TLW 7e Chapter 7 Answers

TLW 7e Chapter 7 Answers
How Cells Harvest Energy from Food
Apply Your Understanding
1. Consider the structure of a mitochondrion, shown here in a cut-away view. If you were able to
poke a hole in this mitochondrion, do you think it still would be able to perform oxidative
respiration? Explain.
No, a mitochondrion with a hole poked in it could not perform oxidative phosphorylation. The
process of ATP production in the mitochondrion is chemiosmosis, and this process relies upon
the concentration gradient which is produced by an unequal distribution of protons across the
inner mitochondrial membrane. If this membrane is disrupted, then proton can freely pass across
the membrane and the gradient is lost. Fragments of mitochondria cannot perform oxidative
phosphorylation for the same reason: there is no concentration gradient of protons.

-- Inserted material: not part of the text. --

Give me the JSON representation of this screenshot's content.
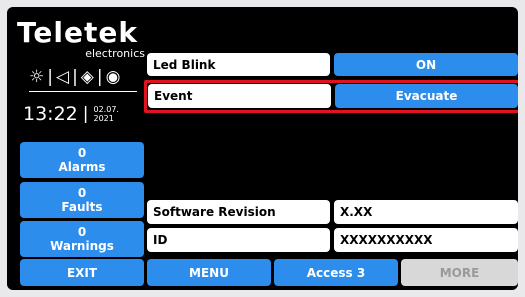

2. Your friend Yevgeny wants to go on a low-carbohydrate diet so that he can lose some of the
“baby fat” he’s still carrying. He asks your advice. What do you tell him?
Your body must have a regular source of glucose to put into the Krebs cycle and make ATP. If
you are not taking in carbohydrates then your body can use either lipids or proteins to make
ATP. However he must take care that he watches the number of calories he eats, or he will not
lose weight, and he needs to be careful that he gets enough of the important vitamins and
minerals he needs and doesn’t get too much cholesterol. Otherwise he might lose weight but
become unhealthy in any of several other ways.
Synthesize What You Have Learned
1. The electron carrier cytochrome c is one of many different cytochromes, but unlike the others,
the sequence of cytochrome c is nearly identical in all species. Why do you suppose this is so?
Among humans, no genetic disorder affecting cytochrome c has ever been reported. Why do you
suppose this is so?
Cytochrome c is nearly identical in all species since virtually all species have mitochondria and
that is where the electron transport chain is located. Cytochrome c has evolved through time to
be a stable molecule necessary to carry out the transport of electrons. If cytochrome c does not
function in cells the cells would die and the organism would not be able to reproduce because it
would have never lived.
2. Which of the following food molecules would generate the most ATP molecules, assuming
that glycolysis, the Krebs cycle, and the electron transport chain were all functioning and that the
foods were consumed in equal amounts: carbohydrates, proteins, or fats? Explain your answer.
Carbohydrates would generate the most ATP because the oxidation of carbohydrates begins with
glycolysis, which produces 2 molecules of ATP per glucose. The oxidation of proteins skips
glycolysis, because amino acids feed into the process later, and therefore doesn’t produce these
2 molecules of ATP. Likewise, the products of the breakdown of fatty acids feed into the pathway
after glycolysis, again missing the ATPs generated during glycolysis.
3. How much ATP would be generated in the cells of a person who consumed a diet of pyruvate
instead of glucose? (Use one molecule of each for your calculation?)
Assuming that no glucose was available and cells could only utilize pyruvate, for each pyruvate
molecule taken in a cell would produce 17 ATP when oxygen is present. To break it down, in the
bridge step (conversion of pyruvate to acetyl coA) one NADH2 is produced. In the citric acid
cycle, 3 NADH2 and 1 FADH2 are produced, and one ATP by direct phosphorylation. Each
NADH2 is used to make 3 ATP, so 3 times four is twelve ATP. Each FADH2 can be used to make
two ATP, so two times two is four. This gives a total of 17 ATP per pyruvate molecule.
4. Soft drinks are artificially carbonated, causing them to fizz. Beer and sparkling wines are
naturally carbonated. How does this natural carbonation occur?
Beer and sparkling wines are fermented. In that process, yeast uses the sugars in grains and
fruits to produce ATP. The yeasts take in glucose and then through the process of glycolysis, they
produce ATP and pyruvate. The pyruvate then is fermented to ethanol and carbon dioxide. The
carbon dioxide produces the natural carbonation.